田峯壮馬:女神から「命の実」を託された、スキル?「城郭知識」「攻城知識」

アグレアス:地2水2火2風2、スキル「知識(命の実とリンク)」、得物は鞭(鞭技)

マルファス:地5水0火0風0、スキル「土木工事」「土人形創造IIIソロちゃん」「遠隔活動」、得物はモーニングスター

ビフロン:地1水2火1風2、スキル「陽光召喚」「宝石加工」「死霊傀儡」「栽培」、得物はサック

ロレイ:地0水1火0風1、スキル「遠隔活動」「狩猟」「偵察」、得物は弓(弓技)

ハーピーのピュセル:地0水5火1風0、スキル「水流操作」、得物は刀(刀技)

鳩のハルパス:地3水0火0風3、スキル「経理」「兵站」、得物はハンドアックス

「あ、気が付いたようですわ。
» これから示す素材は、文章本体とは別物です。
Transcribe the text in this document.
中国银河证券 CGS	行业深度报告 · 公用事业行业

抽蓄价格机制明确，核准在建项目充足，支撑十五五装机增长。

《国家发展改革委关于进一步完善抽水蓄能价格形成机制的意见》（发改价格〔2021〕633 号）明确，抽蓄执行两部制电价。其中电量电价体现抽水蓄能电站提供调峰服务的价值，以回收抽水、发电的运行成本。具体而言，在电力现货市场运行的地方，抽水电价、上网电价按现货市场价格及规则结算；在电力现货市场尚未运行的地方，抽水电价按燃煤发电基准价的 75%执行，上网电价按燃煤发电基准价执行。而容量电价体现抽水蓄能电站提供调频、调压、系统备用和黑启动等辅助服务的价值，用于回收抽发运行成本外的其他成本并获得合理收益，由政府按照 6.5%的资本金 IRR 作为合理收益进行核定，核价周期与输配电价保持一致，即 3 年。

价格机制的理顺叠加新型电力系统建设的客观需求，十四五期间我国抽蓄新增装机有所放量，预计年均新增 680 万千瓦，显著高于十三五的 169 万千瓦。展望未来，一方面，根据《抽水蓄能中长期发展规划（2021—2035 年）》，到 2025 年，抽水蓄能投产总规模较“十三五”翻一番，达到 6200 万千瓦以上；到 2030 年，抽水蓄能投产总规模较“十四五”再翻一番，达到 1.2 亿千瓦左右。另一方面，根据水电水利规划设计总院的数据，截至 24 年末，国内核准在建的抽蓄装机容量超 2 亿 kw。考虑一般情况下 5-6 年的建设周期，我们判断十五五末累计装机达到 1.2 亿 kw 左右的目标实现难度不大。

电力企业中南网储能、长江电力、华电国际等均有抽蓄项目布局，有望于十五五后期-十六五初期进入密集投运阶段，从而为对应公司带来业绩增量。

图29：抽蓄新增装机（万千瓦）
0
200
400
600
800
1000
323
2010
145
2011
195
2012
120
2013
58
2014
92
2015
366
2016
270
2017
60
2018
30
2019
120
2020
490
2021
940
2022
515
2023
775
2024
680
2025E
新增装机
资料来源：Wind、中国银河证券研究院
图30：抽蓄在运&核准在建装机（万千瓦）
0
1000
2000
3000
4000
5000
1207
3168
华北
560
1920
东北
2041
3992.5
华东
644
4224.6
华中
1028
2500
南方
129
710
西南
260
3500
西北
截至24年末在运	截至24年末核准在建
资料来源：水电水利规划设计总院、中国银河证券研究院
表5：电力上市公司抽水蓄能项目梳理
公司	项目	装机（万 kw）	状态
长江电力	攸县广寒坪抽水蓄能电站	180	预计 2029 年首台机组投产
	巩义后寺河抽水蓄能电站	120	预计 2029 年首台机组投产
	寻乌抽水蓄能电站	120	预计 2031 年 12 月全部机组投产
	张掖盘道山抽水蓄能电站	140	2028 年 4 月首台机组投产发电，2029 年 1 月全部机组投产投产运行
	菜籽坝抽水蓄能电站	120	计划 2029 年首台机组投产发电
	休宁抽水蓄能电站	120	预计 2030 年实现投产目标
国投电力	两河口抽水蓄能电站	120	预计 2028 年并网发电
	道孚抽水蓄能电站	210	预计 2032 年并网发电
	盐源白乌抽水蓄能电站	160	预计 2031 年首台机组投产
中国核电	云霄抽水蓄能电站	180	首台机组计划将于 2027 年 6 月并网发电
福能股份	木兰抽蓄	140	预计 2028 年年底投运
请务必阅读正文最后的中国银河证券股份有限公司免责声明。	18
良かった……」


 アグレアスのいつもの透き通るような優しい声が聞こえてきた。

 どうやらベッドに寝かされているらしい。

 身を起こそうとするも全身に激痛が走り、思わず顔が歪んでしまった。


「いけませんわ。まだ寝ていないと。わたくしたちと異なり、壮馬様は命の実で回復はできないのですから、ゆっくりとお休みになってくださいまし」


 アグレアスは右耳に勿忘草色の長い髪を引っかけて優しく微笑んだ。


「二つ教えてくれないかな。一つは皆の姿が見えないけど、どうなったのか。もう一つは侵略者の三人はどうなったのか」


 そうたずねてすぐに、一人の女性がやってきた。


「あ、あの、また、や、薬湯をお持ちしました。あ! そ、壮馬様! よ、良かった。お、お目覚めになられたみたいで」


 「これを飲んでください」と言って、ハーピーのピュセルが素焼きのコップに入った薬湯を両翼で挟んで差し出した。
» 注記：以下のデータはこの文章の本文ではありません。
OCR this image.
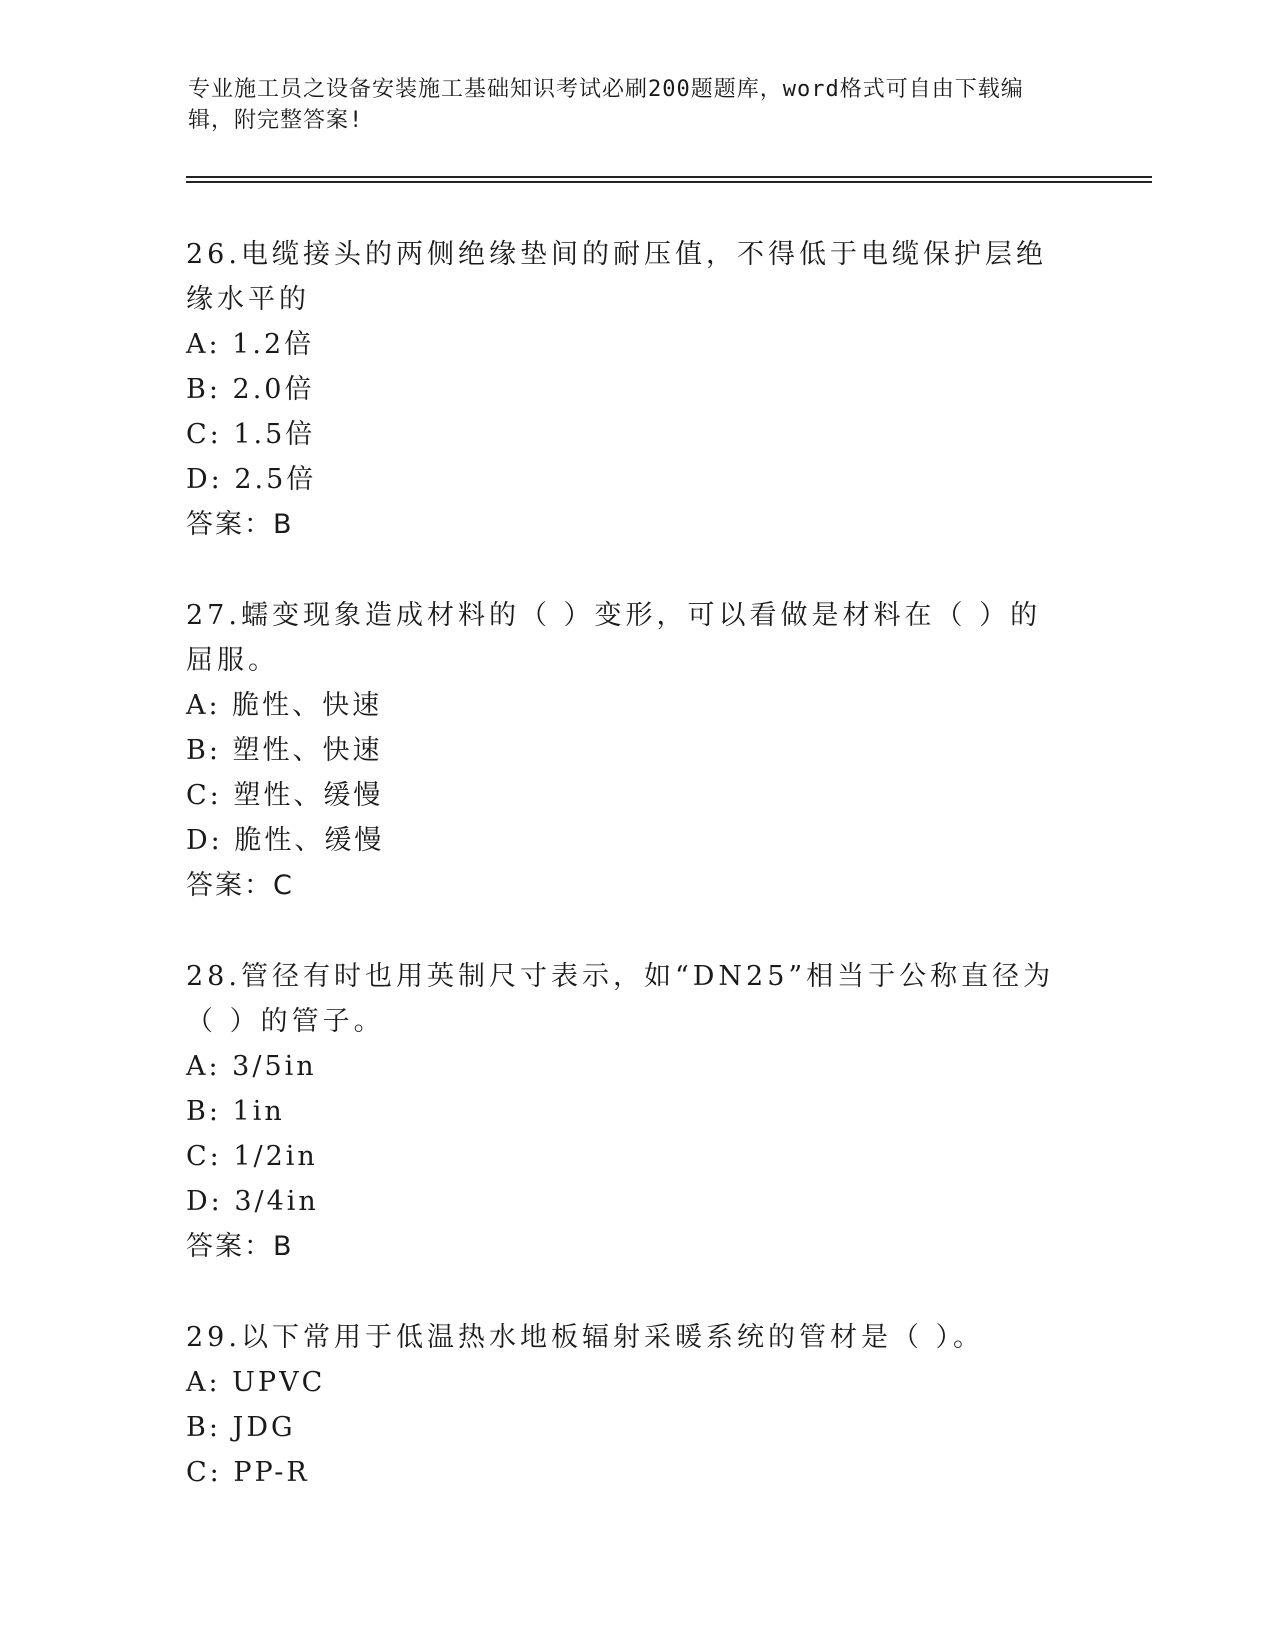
专业施工员之设备安装施工基础知识考试必刷200题题库，word格式可自由下载编辑，附完整答案!
26.电缆接头的两侧绝缘垫间的耐压值，不得低于电缆保护层绝缘水平的
A: 1.2倍
B: 2.0倍
C: 1.5倍
D: 2.5倍
答案：B
27.蠕变现象造成材料的（ ）变形，可以看做是材料在（ ）的屈服。
A: 脆性、快速
B: 塑性、快速
C: 塑性、缓慢
D: 脆性、缓慢
答案：C
28.管径有时也用英制尺寸表示，如“DN25”相当于公称直径为（ ）的管子。
A: 3/5in
B: 1in
C: 1/2in
D: 3/4in
答案：B
29.以下常用于低温热水地板辐射采暖系统的管材是（ ）。
A: UPVC
B: JDG
C: PP-R
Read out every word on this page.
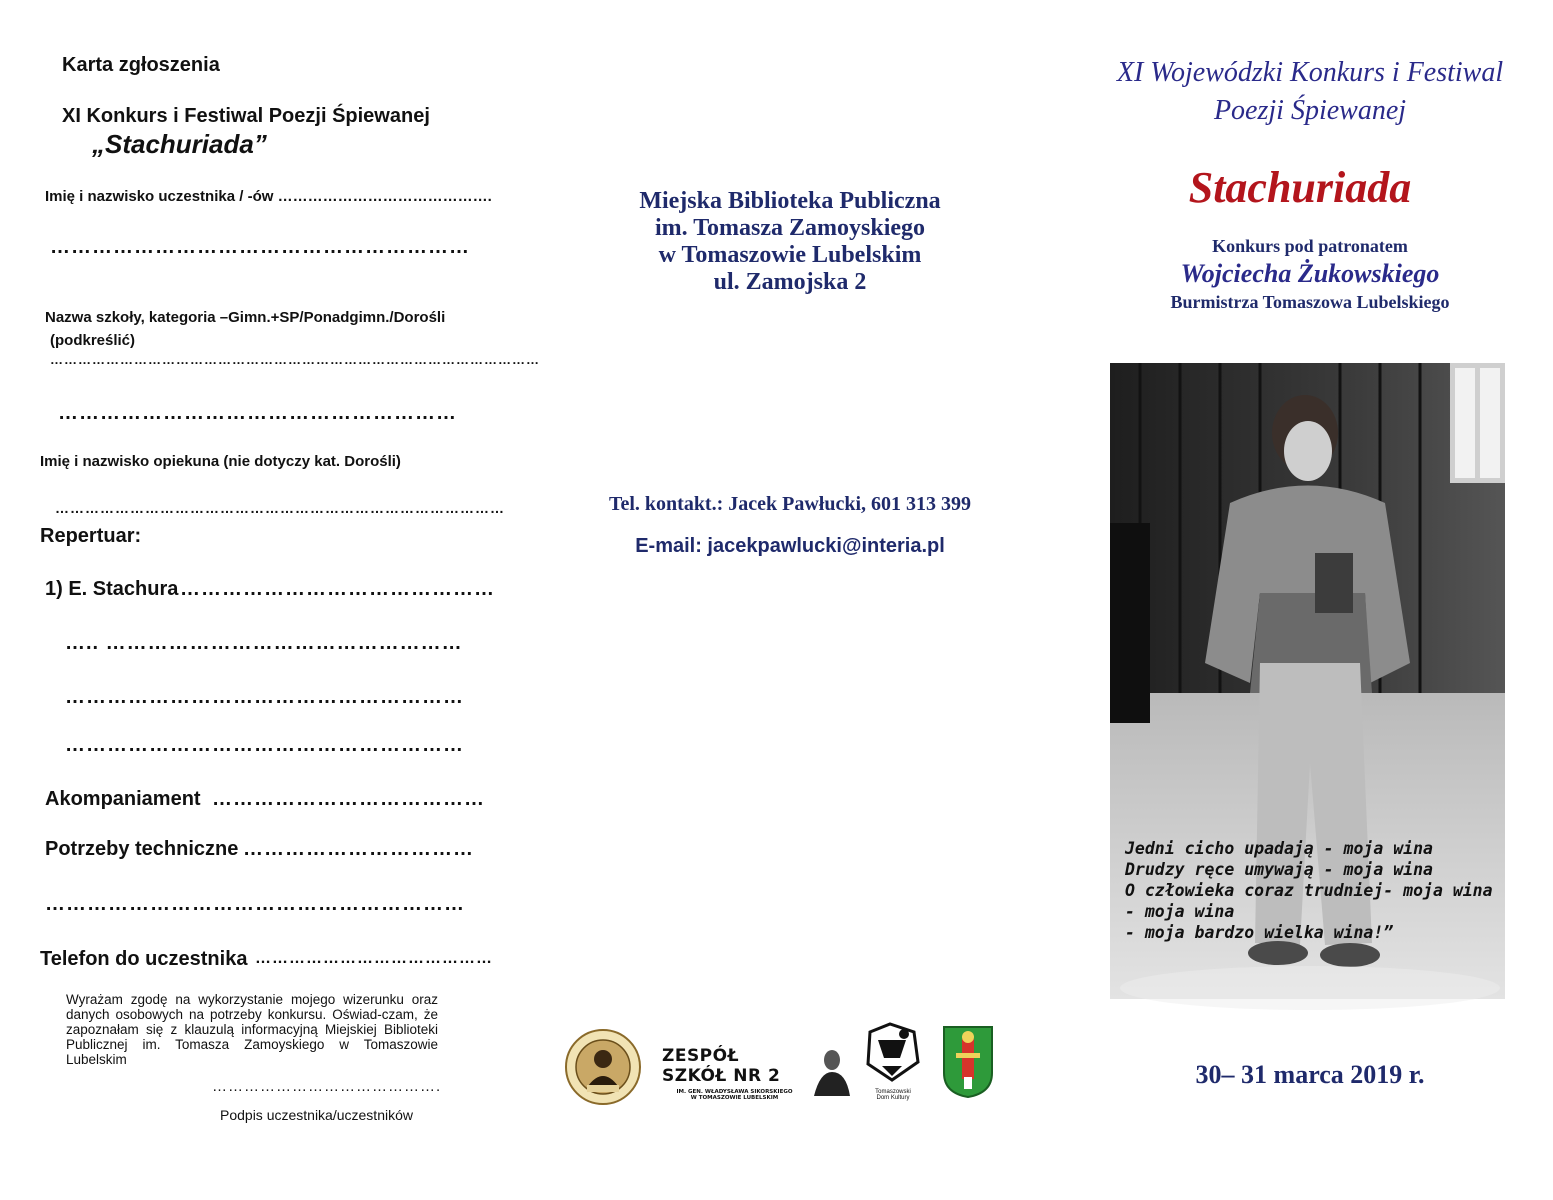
Karta zgłoszenia
XI Konkurs i Festiwal Poezji Śpiewanej
„Stachuriada”
Imię i nazwisko uczestnika / -ów …………………………………….
……………………………………………………
Nazwa szkoły, kategoria –Gimn.+SP/Ponadgimn./Dorośli
(podkreślić)
……………………………………………………………………………………………
…………………………………………………
Imię i nazwisko opiekuna (nie dotyczy kat. Dorośli)
………………………………………………………………………………
Repertuar:
1) E. Stachura ………………………………………
….. ……………………………………………
…………………………………………………
…………………………………………………
Akompaniament …………………………………
Potrzeby techniczne ……………………………
……………………………………………………
Telefon do uczestnika ……………………………………
Wyrażam zgodę na wykorzystanie mojego wizerunku oraz danych osobowych na potrzeby konkursu. Oświad-czam, że zapoznałam się z klauzulą informacyjną Miejskiej Biblioteki Publicznej im. Tomasza Zamoyskiego w Tomaszowie Lubelskim
…………………………………….
Podpis uczestnika/uczestników
Miejska Biblioteka Publiczna
im. Tomasza Zamoyskiego
w Tomaszowie Lubelskim
ul. Zamojska 2
Tel. kontakt.: Jacek Pawłucki, 601 313 399
E-mail: jacekpawlucki@interia.pl
ZESPÓŁ SZKÓŁ NR 2
IM. GEN. WŁADYSŁAWA SIKORSKIEGO
W TOMASZOWIE LUBELSKIM
Tomaszowski
Dom Kultury
XI Wojewódzki Konkurs i Festiwal
Poezji Śpiewanej
Stachuriada
Konkurs pod patronatem
Wojciecha Żukowskiego
Burmistrza Tomaszowa Lubelskiego
Jedni cicho upadają - moja wina
Drudzy ręce umywają - moja wina
O człowieka coraz trudniej- moja wina
- moja wina
- moja bardzo wielka wina!”
30– 31 marca 2019 r.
 何が入っているのかわからないが、酷く青臭い匂いがする。

 色も深緑、若干粘度がある。

 

 うげっ、苦っ!


「お薬なのですから、苦いのは当たり前ですわ。さあ、ぐっと飲み干してくださいまし」


 まるでわがままな子に言い聞かせるようにアグレアスは言った。


 中身は何なのかとピュセルにたずねると、『ロレイが集めてきたよくわからない何かの葉』という何とも恐ろしい回答が返ってきた。
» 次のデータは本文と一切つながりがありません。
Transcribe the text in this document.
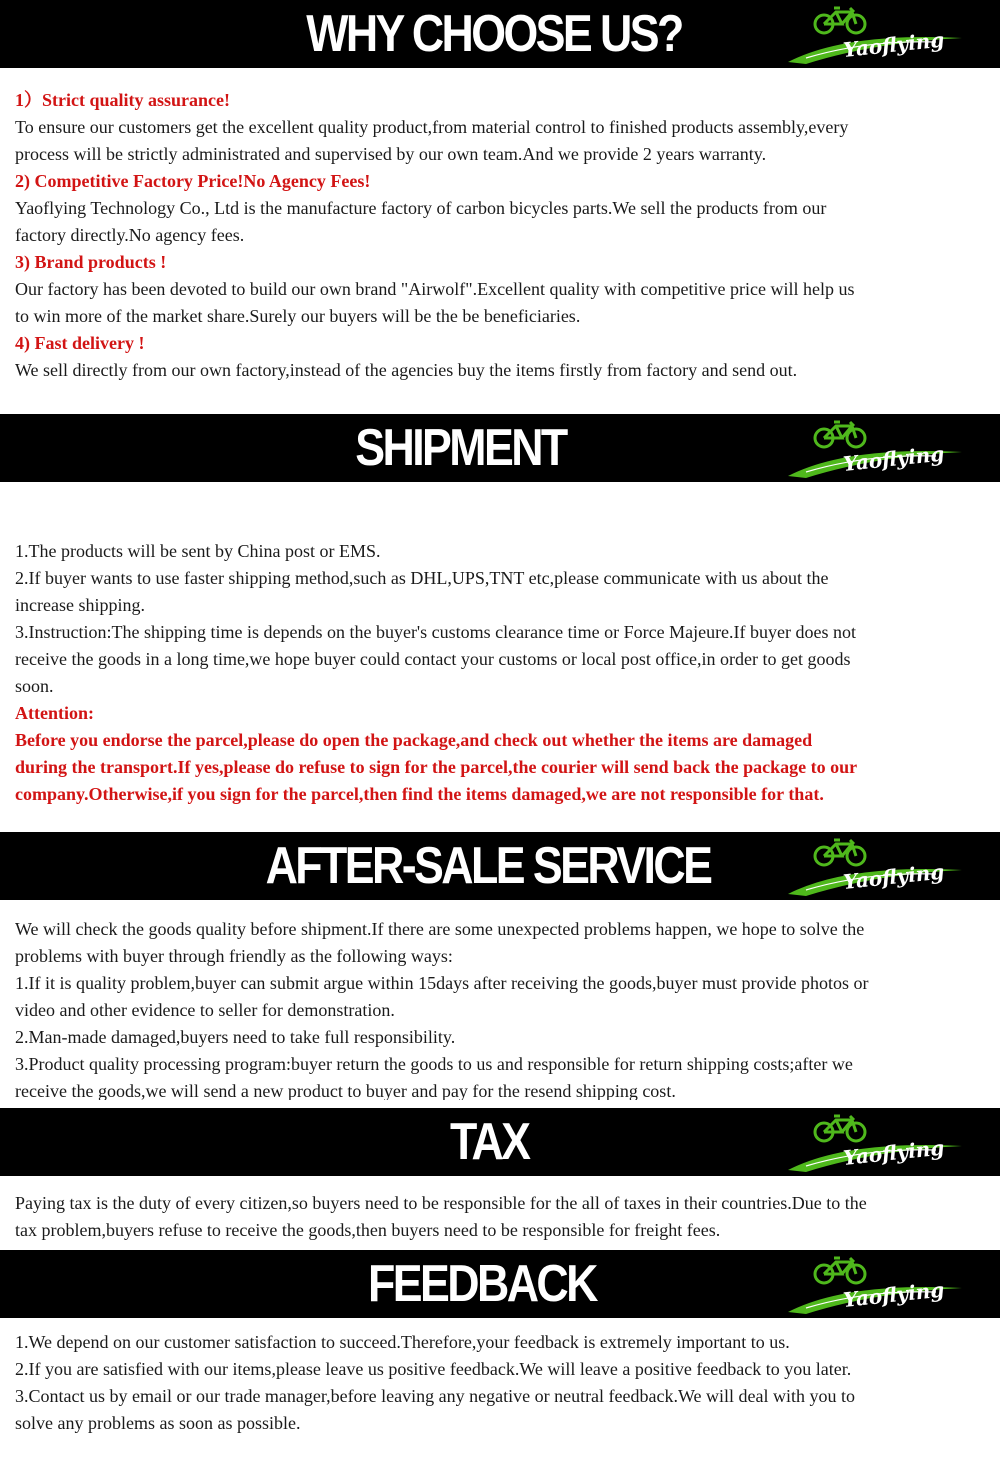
WHY CHOOSE US?	Yaoflying
1）Strict quality assurance!
To ensure our customers get the excellent quality product,from material control to finished products assembly,every
process will be strictly administrated and supervised by our own team.And we provide 2 years warranty.
2) Competitive Factory Price!No Agency Fees!
Yaoflying Technology Co., Ltd is the manufacture factory of carbon bicycles parts.We sell the products from our
factory directly.No agency fees.
3) Brand products !
Our factory has been devoted to build our own brand "Airwolf".Excellent quality with competitive price will help us
to win more of the market share.Surely our buyers will be the be beneficiaries.
4) Fast delivery !
We sell directly from our own factory,instead of the agencies buy the items firstly from factory and send out.
SHIPMENT	Yaoflying
1.The products will be sent by China post or EMS.
2.If buyer wants to use faster shipping method,such as DHL,UPS,TNT etc,please communicate with us about the
increase shipping.
3.Instruction:The shipping time is depends on the buyer's customs clearance time or Force Majeure.If buyer does not
receive the goods in a long time,we hope buyer could contact your customs or local post office,in order to get goods
soon.
Attention:
Before you endorse the parcel,please do open the package,and check out whether the items are damaged
during the transport.If yes,please do refuse to sign for the parcel,the courier will send back the package to our
company.Otherwise,if you sign for the parcel,then find the items damaged,we are not responsible for that.
AFTER-SALE SERVICE	Yaoflying
We will check the goods quality before shipment.If there are some unexpected problems happen, we hope to solve the
problems with buyer through friendly as the following ways:
1.If it is quality problem,buyer can submit argue within 15days after receiving the goods,buyer must provide photos or
video and other evidence to seller for demonstration.
2.Man-made damaged,buyers need to take full responsibility.
3.Product quality processing program:buyer return the goods to us and responsible for return shipping costs;after we
receive the goods,we will send a new product to buyer and pay for the resend shipping cost.
TAX	Yaoflying
Paying tax is the duty of every citizen,so buyers need to be responsible for the all of taxes in their countries.Due to the
tax problem,buyers refuse to receive the goods,then buyers need to be responsible for freight fees.
FEEDBACK	Yaoflying
1.We depend on our customer satisfaction to succeed.Therefore,your feedback is extremely important to us.
2.If you are satisfied with our items,please leave us positive feedback.We will leave a positive feedback to you later.
3.Contact us by email or our trade manager,before leaving any negative or neutral feedback.We will deal with you to
solve any problems as soon as possible.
 どうやらロレイはこれまで狩りの途中で薬草を摘んでは集めていたらしい。ピュセルには知識が無いからそれが何に効くとかはわからないらしいのだが、目を覚ましたロレイが急いでこれを飲ませるようにと言ったのだとか。


「さっき、またって言ってたけど、もしかして、俺の意識が無い時にも無理やりこれを飲ませてたの?」


 その指摘にアグレアスは照れてすまし顔、ピュセルは真っ赤に顔を染めた。

 この反応、アグレアスが口移しで飲ませてくれてたのだろう。


「ところで、あの後、襲って来た三人組はどうしたんだ?」


 その問いに、アグレアスがふっと笑った。その笑い方はどこか妖艶で、少し背筋をぞくりとさせる。


「まだ生きていましてよ。壮馬様を傷つけた痴れ者をそう簡単に殺してなるものですか。それ相応の苦痛を受けていただかねば」


 ふふふと笑うアグレアスにピュセルが目を細めた。


「いたぶりすぎて、生きているのか死んでいるのかわからないような状況ですけどね」


 「え?」と声を発した俺に、二人はクスクスと笑った。


 男の方はピュセルが水の刃で穴だらけにしたらしい。

 薄着の女性の方はアグレアスの鞭で足止めを受けた所にマルファスのモーニングスターの一撃を下腹に受け、股から血を流して失神したまま。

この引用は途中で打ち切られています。